We used to use SORBS to blacklist open proxies, but that's pretty dodgy (requiring a $50 donation to remove an IP). Now we don't use anything, which means that admins have to manually block thousands of IPs if some spammer or vandal starts attacking from open proxies. See bug 6988: http://bugs.wikimedia.org/show_bug.cgi?id=6988. An admin from kuwiki just came on #mediawiki asking how to block *all* anonymous users due to the severity of the onslaught (see http://ku.wikipedia.org/w/index.php?title=Taybet:Recentchanges&hideliu=1). Similar issues on a lesser scale occur on many projects, which is why we have the open-proxy-blocking policy in the first place.

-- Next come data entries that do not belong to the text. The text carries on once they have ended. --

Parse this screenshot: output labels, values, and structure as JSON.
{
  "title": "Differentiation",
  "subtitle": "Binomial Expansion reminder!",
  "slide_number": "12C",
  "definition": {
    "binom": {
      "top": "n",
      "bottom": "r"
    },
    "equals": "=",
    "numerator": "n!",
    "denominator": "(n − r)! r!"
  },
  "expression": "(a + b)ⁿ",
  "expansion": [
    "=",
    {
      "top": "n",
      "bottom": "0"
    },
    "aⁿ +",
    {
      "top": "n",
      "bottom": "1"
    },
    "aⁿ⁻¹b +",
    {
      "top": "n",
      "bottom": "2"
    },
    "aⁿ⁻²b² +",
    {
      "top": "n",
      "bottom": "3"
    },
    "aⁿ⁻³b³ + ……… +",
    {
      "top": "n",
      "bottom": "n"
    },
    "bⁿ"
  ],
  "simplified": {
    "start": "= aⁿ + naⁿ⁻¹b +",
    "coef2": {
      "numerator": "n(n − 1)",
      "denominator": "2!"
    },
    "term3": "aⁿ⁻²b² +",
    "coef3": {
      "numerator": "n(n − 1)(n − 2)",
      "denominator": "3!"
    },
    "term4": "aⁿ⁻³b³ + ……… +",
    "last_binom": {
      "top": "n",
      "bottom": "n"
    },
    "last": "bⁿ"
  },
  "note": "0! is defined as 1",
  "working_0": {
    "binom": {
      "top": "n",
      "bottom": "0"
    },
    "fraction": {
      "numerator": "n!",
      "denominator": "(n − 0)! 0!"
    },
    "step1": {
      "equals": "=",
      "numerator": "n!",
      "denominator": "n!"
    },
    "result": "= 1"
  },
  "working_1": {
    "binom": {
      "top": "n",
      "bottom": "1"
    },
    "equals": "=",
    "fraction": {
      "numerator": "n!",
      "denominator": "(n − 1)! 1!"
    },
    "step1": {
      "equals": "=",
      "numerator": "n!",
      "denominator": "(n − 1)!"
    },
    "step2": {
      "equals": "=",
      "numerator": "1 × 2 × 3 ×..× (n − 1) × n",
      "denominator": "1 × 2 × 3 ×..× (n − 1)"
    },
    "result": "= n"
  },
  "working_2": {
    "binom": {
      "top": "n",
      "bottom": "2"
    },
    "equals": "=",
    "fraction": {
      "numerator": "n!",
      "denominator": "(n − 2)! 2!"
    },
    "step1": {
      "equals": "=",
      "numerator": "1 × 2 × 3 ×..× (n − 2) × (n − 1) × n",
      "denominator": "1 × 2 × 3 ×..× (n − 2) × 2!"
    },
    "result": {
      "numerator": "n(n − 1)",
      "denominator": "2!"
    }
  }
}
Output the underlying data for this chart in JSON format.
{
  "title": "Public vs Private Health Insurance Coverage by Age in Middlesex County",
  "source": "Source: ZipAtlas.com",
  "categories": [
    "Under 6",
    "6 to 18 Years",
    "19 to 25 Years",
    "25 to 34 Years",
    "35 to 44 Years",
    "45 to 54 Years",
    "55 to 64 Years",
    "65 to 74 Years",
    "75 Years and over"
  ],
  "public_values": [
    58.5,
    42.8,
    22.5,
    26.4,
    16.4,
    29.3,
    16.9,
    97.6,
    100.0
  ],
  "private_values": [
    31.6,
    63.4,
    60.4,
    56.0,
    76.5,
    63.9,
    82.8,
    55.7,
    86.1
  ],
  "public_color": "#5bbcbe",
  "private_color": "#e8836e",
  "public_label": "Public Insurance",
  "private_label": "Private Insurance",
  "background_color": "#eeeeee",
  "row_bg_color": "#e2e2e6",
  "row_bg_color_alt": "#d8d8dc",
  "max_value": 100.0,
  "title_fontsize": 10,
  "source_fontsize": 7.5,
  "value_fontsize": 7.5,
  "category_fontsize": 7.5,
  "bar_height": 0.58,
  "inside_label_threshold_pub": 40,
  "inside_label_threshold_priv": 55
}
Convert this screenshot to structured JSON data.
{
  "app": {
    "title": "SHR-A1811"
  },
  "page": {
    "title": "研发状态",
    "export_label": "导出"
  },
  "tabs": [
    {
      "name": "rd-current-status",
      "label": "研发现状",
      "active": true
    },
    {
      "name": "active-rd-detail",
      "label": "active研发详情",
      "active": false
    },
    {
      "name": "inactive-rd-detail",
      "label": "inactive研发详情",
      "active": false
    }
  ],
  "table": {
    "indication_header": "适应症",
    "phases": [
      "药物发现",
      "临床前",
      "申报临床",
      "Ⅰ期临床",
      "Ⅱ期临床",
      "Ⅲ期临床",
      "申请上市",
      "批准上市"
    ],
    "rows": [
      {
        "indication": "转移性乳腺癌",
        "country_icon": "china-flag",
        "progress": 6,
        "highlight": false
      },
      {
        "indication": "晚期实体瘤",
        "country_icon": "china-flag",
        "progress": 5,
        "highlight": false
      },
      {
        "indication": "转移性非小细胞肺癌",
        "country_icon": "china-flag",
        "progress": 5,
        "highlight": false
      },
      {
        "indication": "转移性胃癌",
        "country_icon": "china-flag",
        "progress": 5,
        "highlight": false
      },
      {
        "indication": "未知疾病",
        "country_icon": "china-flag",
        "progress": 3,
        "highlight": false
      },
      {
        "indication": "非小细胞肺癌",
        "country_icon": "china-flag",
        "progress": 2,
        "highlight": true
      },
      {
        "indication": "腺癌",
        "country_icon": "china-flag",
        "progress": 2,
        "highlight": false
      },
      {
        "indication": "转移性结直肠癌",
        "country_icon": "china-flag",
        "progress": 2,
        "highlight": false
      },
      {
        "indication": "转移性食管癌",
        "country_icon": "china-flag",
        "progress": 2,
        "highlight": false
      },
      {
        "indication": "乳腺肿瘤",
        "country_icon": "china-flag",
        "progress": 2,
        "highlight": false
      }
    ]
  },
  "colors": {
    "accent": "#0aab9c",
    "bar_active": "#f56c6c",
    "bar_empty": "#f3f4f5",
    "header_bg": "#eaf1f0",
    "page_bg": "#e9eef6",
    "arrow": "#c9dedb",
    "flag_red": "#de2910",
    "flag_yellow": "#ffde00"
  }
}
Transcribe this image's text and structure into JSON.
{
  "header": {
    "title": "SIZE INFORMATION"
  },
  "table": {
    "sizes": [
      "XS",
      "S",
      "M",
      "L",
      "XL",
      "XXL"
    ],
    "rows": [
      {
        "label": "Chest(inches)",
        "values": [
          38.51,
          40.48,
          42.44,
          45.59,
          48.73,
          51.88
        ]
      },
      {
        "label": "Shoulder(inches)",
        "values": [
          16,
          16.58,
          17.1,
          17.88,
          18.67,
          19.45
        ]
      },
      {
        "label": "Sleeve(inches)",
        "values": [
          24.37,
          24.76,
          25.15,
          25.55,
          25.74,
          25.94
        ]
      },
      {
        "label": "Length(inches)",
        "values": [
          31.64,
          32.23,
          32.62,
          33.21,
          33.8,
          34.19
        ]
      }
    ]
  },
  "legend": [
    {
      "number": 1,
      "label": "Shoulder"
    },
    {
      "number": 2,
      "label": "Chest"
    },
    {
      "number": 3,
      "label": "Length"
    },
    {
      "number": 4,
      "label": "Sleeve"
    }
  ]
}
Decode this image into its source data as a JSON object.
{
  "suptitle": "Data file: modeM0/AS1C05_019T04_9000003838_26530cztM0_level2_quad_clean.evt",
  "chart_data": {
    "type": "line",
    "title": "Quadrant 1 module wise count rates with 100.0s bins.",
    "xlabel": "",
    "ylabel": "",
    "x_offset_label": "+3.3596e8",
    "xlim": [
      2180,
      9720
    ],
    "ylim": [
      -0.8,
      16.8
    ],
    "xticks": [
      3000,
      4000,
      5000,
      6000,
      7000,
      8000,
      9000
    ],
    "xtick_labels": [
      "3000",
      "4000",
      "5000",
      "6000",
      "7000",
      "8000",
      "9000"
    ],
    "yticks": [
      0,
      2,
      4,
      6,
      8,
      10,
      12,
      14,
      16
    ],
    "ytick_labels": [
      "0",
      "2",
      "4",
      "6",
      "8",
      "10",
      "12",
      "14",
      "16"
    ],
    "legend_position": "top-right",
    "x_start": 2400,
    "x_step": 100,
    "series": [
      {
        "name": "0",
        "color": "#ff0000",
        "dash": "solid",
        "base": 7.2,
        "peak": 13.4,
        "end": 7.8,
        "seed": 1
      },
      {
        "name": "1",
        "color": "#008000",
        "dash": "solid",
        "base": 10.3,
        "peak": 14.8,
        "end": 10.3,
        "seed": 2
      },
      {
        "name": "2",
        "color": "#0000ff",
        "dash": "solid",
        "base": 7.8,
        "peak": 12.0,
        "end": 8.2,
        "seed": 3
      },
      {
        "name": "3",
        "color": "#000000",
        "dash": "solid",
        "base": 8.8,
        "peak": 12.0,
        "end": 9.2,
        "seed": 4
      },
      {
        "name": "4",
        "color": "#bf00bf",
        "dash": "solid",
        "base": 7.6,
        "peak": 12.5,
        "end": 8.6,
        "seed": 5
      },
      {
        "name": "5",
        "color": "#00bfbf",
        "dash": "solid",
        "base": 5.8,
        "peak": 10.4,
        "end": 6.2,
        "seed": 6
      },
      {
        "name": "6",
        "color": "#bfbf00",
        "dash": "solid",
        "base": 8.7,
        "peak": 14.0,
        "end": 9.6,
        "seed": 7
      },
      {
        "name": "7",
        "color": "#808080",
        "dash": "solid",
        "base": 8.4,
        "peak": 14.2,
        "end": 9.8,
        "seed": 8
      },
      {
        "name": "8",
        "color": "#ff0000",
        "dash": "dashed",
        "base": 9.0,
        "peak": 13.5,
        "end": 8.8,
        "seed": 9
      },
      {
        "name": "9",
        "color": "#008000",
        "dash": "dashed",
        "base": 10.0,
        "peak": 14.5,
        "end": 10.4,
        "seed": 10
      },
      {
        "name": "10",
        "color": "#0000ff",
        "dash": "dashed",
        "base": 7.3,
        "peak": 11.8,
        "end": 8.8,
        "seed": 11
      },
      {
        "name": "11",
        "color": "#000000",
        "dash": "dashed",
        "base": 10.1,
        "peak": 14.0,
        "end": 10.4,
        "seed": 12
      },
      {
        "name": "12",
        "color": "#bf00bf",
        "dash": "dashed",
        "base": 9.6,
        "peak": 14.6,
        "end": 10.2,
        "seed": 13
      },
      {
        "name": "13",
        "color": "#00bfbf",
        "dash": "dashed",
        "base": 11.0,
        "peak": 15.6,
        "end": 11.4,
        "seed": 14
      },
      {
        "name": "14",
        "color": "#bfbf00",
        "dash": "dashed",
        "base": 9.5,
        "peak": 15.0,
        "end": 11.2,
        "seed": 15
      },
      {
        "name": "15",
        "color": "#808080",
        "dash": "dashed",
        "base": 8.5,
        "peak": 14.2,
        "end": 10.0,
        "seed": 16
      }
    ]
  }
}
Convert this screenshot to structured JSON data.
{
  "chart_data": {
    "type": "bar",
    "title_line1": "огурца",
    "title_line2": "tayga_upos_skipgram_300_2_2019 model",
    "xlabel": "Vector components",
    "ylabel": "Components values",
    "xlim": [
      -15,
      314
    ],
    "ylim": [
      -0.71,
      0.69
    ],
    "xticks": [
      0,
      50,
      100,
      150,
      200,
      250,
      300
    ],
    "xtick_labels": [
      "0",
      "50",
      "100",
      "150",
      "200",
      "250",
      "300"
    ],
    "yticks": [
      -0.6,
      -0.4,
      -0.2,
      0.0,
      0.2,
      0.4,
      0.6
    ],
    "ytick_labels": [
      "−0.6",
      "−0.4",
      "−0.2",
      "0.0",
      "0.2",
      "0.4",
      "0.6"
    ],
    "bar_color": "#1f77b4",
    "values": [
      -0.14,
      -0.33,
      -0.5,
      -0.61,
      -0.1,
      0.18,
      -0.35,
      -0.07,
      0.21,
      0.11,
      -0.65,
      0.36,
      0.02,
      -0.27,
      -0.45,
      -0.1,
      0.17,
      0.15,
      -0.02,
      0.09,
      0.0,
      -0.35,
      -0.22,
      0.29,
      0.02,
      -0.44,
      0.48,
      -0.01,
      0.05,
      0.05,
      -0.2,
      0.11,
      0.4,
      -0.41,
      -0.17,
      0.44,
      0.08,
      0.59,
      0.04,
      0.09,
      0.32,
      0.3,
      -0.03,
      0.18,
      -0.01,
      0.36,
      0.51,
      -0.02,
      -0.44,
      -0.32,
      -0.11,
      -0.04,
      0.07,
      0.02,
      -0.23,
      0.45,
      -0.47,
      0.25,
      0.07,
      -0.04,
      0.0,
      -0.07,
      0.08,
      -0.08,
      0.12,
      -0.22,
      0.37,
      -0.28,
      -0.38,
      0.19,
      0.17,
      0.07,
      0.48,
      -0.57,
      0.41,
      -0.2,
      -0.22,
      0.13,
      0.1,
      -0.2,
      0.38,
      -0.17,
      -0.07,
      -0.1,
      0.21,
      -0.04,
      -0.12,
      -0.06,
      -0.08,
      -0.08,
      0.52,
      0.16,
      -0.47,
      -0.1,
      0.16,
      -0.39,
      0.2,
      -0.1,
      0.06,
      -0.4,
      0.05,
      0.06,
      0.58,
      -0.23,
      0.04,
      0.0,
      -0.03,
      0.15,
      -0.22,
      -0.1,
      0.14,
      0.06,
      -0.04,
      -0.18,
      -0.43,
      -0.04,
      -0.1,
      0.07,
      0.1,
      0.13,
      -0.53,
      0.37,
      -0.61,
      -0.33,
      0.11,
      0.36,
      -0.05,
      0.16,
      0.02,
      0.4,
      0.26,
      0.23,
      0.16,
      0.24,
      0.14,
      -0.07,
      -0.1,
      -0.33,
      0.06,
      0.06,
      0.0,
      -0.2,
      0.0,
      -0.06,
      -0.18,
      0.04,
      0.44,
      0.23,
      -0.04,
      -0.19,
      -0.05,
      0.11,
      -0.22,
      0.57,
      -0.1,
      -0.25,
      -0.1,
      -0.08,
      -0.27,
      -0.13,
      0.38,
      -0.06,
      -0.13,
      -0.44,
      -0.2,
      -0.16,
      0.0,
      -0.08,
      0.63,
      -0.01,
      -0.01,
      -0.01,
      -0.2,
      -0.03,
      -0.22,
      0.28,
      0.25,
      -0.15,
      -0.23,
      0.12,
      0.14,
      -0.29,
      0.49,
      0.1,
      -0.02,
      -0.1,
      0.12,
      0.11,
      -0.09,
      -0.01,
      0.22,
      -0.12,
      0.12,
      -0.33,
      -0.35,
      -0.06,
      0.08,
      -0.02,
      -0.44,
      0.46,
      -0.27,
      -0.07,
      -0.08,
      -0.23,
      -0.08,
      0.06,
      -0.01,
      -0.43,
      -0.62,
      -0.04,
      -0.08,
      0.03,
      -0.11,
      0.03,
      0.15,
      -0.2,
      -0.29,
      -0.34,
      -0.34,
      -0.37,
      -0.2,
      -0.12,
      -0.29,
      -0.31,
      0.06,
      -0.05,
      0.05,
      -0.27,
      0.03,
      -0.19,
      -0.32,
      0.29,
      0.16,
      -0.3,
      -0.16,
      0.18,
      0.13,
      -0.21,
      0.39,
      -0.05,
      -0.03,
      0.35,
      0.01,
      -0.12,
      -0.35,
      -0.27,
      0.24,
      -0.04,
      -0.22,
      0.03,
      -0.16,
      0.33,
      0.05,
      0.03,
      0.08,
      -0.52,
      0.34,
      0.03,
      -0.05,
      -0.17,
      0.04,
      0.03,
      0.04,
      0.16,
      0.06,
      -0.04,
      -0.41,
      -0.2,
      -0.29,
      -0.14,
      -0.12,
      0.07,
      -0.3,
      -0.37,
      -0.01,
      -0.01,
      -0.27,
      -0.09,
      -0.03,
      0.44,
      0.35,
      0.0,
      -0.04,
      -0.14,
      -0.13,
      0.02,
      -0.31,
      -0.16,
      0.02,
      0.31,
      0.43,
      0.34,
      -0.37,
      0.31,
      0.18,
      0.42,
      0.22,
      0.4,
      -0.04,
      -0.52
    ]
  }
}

So, after some Googling, I found http://www.declude.com/Articles.asp?ID=97, a list of various DNSBLs. One promising one appears to be AHBL: see http://www.ahbl.org/services.php. They offer various DNSBLs, but the two of interest to us are probably their Tor and IRC lists (the latter blocks open proxies and otherwise infected computers). Of course, these need to be subjected to scrutiny before we actually use them, and a whitelist (per-project? on Meta?) would be a good idea as well in case we're convinced there's a false positive.
What should detected proxies be prevented from doing? Editing anonymously, obviously, and creating accounts, at least to begin with. Registered editing could eventually be prohibited if known good users are whitelistable per-project somehow (by username, not by IP).